Como interpretar o escore da Escala de Glasgow?
O escore é classificado em três níveis: GCS 13-15 indica TCE leve (trauma cranioencefálico leve), com bom prognóstico; GCS 9-12 indica TCE moderado, necessitando observação rigorosa e possível internação; GCS 3-8 indica TCE grave, com alto risco e geralmente indicação de intubação orotraqueal (IOT) para proteção de vias aéreas.
O que é a Glasgow-P e como ela difere do GCS tradicional?
A Glasgow-P é uma versão aprimorada do GCS que incorpora a reatividade pupilar no cálculo. O escore é: Glasgow-P = GCS - Pupil Reactivity Score (PRS).

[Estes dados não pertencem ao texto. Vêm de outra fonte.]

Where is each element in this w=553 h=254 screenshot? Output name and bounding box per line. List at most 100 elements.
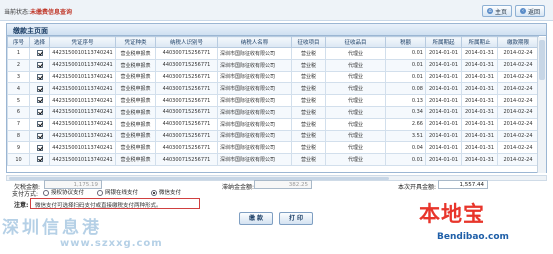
table-cell: 深圳市国际征收有限公司 [217,58,292,72]
back-button[interactable]: ‹ 返回 [515,5,546,17]
print-button[interactable]: 打 印 [279,212,313,225]
table-row[interactable]: 2 4423150010113740241 营业税申报表 44030071525677… [7,58,539,72]
col-header[interactable]: 纳税人名称 [217,36,292,48]
table-cell: 代理业 [325,129,386,143]
col-header[interactable]: 凭证序号 [49,36,116,48]
radio-button[interactable] [97,189,103,196]
table-cell: 2014-01-31 [461,141,498,155]
table-cell: 2014-01-01 [425,94,462,107]
table-cell: 营业税申报表 [115,117,156,131]
table-row[interactable]: 5 4423150010113740241 营业税申报表 44030071525677… [7,94,539,107]
table-cell: 2014-02-24 [497,94,539,107]
table-cell: 2014-01-31 [461,117,498,131]
table-cell: 深圳市国际征收有限公司 [217,47,292,60]
table-row[interactable]: 6 4423150010113740241 营业税申报表 44030071525677… [7,105,539,119]
table-cell: 0.01 [385,47,426,60]
checkbox-checked-icon[interactable] [36,144,43,151]
checkbox-checked-icon[interactable] [36,61,43,68]
row-select-checkbox[interactable] [29,94,50,107]
table-cell: 9 [7,141,30,155]
table-row[interactable]: 4 4423150010113740241 营业税申报表 44030071525677… [7,82,539,96]
table-cell: 深圳市国际征收有限公司 [217,105,292,119]
col-header[interactable]: 选择 [29,36,50,48]
table-cell: 0.01 [385,58,426,72]
col-header[interactable]: 凭证种类 [115,36,156,48]
table-cell: 4423150010113740241 [49,117,116,131]
row-select-checkbox[interactable] [29,70,50,84]
home-button[interactable]: ⌂ 主页 [482,5,513,17]
checkbox-checked-icon[interactable] [36,120,43,127]
table-row[interactable]: 8 4423150010113740241 营业税申报表 44030071525677… [7,129,539,143]
checkbox-checked-icon[interactable] [36,97,43,104]
table-cell: 2014-01-31 [461,58,498,72]
table-row[interactable]: 9 4423150010113740241 营业税申报表 44030071525677… [7,141,539,155]
watermark-left-url: www.szxxg.com [60,238,163,249]
table-cell: 440300715256771 [155,47,218,60]
row-select-checkbox[interactable] [29,117,50,131]
table-cell: 营业税申报表 [115,105,156,119]
col-header[interactable]: 所属期起 [425,36,462,48]
col-header[interactable]: 序号 [7,36,30,48]
total-amount-field[interactable]: 1,557.44 [438,180,488,189]
checkbox-checked-icon[interactable] [36,50,43,57]
row-select-checkbox[interactable] [29,58,50,72]
table-cell: 代理业 [325,94,386,107]
table-cell: 营业税 [291,129,326,143]
status-value: 未缴费信息查询 [30,9,73,16]
radio-agreement-pay[interactable]: 授权协议支付 [43,188,84,196]
checkbox-checked-icon[interactable] [36,73,43,80]
table-cell: 0.01 [385,70,426,84]
table-cell: 2014-02-24 [497,117,539,131]
row-select-checkbox[interactable] [29,82,50,96]
table-cell: 深圳市国际征收有限公司 [217,141,292,155]
table-cell: 4423150010113740241 [49,70,116,84]
table-row[interactable]: 3 4423150010113740241 营业税申报表 44030071525677… [7,70,539,84]
table-row[interactable]: 1 4423150010113740241 营业税申报表 44030071525677… [7,47,539,60]
col-header[interactable]: 纳税人识别号 [155,36,218,48]
table-cell: 营业税申报表 [115,70,156,84]
table-cell: 深圳市国际征收有限公司 [217,70,292,84]
col-header[interactable]: 征收品目 [325,36,386,48]
radio-button[interactable] [43,189,49,196]
table-cell: 440300715256771 [155,82,218,96]
table-cell: 7 [7,117,30,131]
table-cell: 2 [7,58,30,72]
col-header[interactable]: 征收项目 [291,36,326,48]
table-cell: 4423150010113740241 [49,105,116,119]
table-cell: 4423150010113740241 [49,58,116,72]
row-select-checkbox[interactable] [29,153,50,166]
late-fee-field[interactable]: 382.25 [254,180,312,189]
row-select-checkbox[interactable] [29,141,50,155]
radio-button[interactable] [151,189,157,196]
table-cell: 营业税 [291,47,326,60]
checkbox-checked-icon[interactable] [36,85,43,92]
table-cell: 2014-02-24 [497,141,539,155]
col-header[interactable]: 缴款期限 [497,36,539,48]
table-cell: 营业税申报表 [115,58,156,72]
table-row[interactable]: 10 4423150010113740241 营业税申报表 4403007152567… [7,153,539,166]
table-cell: 440300715256771 [155,129,218,143]
table-row[interactable]: 7 4423150010113740241 营业税申报表 44030071525677… [7,117,539,131]
radio-wechat-pay[interactable]: 微信支付 [151,188,181,196]
col-header[interactable]: 税额 [385,36,426,48]
table-cell: 营业税申报表 [115,153,156,166]
table-cell: 代理业 [325,141,386,155]
table-cell: 代理业 [325,117,386,131]
checkbox-checked-icon[interactable] [36,109,43,116]
checkbox-checked-icon[interactable] [36,132,43,139]
col-header[interactable]: 所属期止 [461,36,498,48]
watermark-left: 深圳信息港 [2,218,102,238]
table-cell: 2014-01-31 [461,105,498,119]
row-select-checkbox[interactable] [29,47,50,60]
table-cell: 2014-02-24 [497,70,539,84]
checkbox-checked-icon[interactable] [36,156,43,163]
table-cell: 2014-01-01 [425,58,462,72]
row-select-checkbox[interactable] [29,105,50,119]
table-cell: 2014-02-24 [497,58,539,72]
row-select-checkbox[interactable] [29,129,50,143]
pay-button[interactable]: 缴 款 [239,212,273,225]
table-cell: 2014-01-31 [461,129,498,143]
radio-online-banking[interactable]: 网银在线支付 [97,188,138,196]
scroll-thumb[interactable] [539,40,545,80]
vertical-scrollbar[interactable] [537,37,546,173]
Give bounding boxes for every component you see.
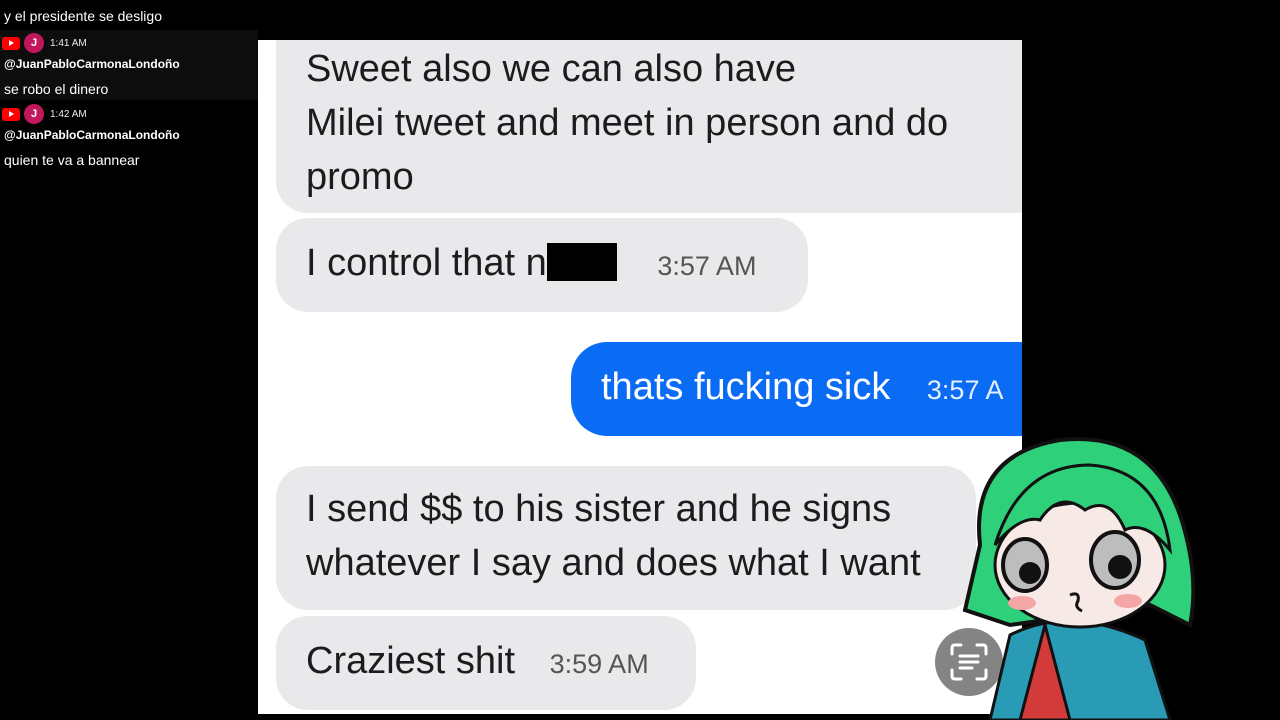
- youtube-icon: [2, 36, 20, 50]
- chat-username[interactable]: @JuanPabloCarmonaLondoño: [4, 57, 180, 71]
- redaction-box: [546, 243, 617, 281]
- message-timestamp: 3:59 AM: [549, 649, 649, 679]
- avatar[interactable]: J: [24, 104, 44, 124]
- message-timestamp: 3:57 A: [926, 375, 1004, 405]
- chat-message: J 1:41 AM @JuanPabloCarmonaLondoño se ro…: [0, 30, 258, 100]
- chat-username[interactable]: @JuanPabloCarmonaLondoño: [4, 128, 180, 142]
- live-chat-panel: y el presidente se desligo J 1:41 AM @Ju…: [0, 0, 258, 720]
- message-screenshot: Sweet also we can also have Milei tweet …: [258, 40, 1022, 714]
- sent-message-bubble: thats fucking sick 3:57 A: [571, 342, 1022, 436]
- chat-timestamp: 1:41 AM: [50, 37, 87, 49]
- received-message-bubble: Sweet also we can also have Milei tweet …: [276, 40, 1022, 213]
- chat-message-text: se robo el dinero: [4, 81, 109, 97]
- received-message-bubble: Craziest shit 3:59 AM: [276, 616, 696, 710]
- received-message-bubble: I control that n 3:57 AM: [276, 218, 808, 312]
- message-timestamp: 3:57 AM: [657, 251, 757, 281]
- chat-message-text: quien te va a bannear: [4, 152, 140, 168]
- streamer-avatar-character: [962, 437, 1196, 720]
- received-message-bubble: I send $$ to his sister and he signs wha…: [276, 466, 976, 610]
- avatar[interactable]: J: [24, 33, 44, 53]
- chat-message-text: y el presidente se desligo: [4, 8, 162, 24]
- chat-timestamp: 1:42 AM: [50, 108, 87, 120]
- youtube-icon: [2, 107, 20, 121]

O PRS varia de 0 (ambas as pupilas reativas) a 2 (nenhuma pupila reativa). A Glasgow-P varia de 1 a 15 e oferece melhor correlação com prognóstico neurológico, especialmente em casos de lesão cerebral grave.
Quando devo intubar um paciente baseado no GCS?
A indicação clássica de intubação orotraqueal (IOT) é GCS ≤ 8. Pacientes com esse escore têm rebaixamento significativo do nível de consciência e risco de perda dos reflexos protetores de vias aéreas, aspiração pulmonar e hipóxia. A decisão de intubar deve considerar também a tendência do GCS (melhora ou piora) e fatores clínicos adicionais.
Quais os componentes avaliados na Escala de Glasgow?
São três componentes: 1) Abertura Ocular (E): varia de 1 (ausente) a 4 (espontânea); 2) Resposta Verbal (V): varia de 1 (ausente) a 5 (orientada); 3) Resposta Motora (M): varia de 1 (ausente) a 6 (obedece comandos). O escore total é a soma dos três: E + V + M, resultando em 3 a 15 pontos.
Posso usar a Escala de Glasgow em crianças?
A GCS original foi desenvolvida para adultos. Para crianças, especialmente menores de 2 anos, existe a Escala de Coma de Glasgow Pediátrica, que adapta as respostas verbais e motoras à idade. Por exemplo, lactentes não conseguem obedecer comandos verbais, então a resposta motora é avaliada por retirada à dor e movimentos espontâneos.
O que indica quando a resposta motora é de decorticação ou descerebração?
Decorticação (flexão anormal, GCS M=3) e descerebração (extensão anormal, GCS M=2) são posturas patológicas que indicam lesão cerebral grave. Decorticação sugere lesão acima do mesencéfalo, enquanto descerebração indica lesão no tronco cerebral. Ambas são sinais de mau prognóstico e requerem intervenção neurológica imediata.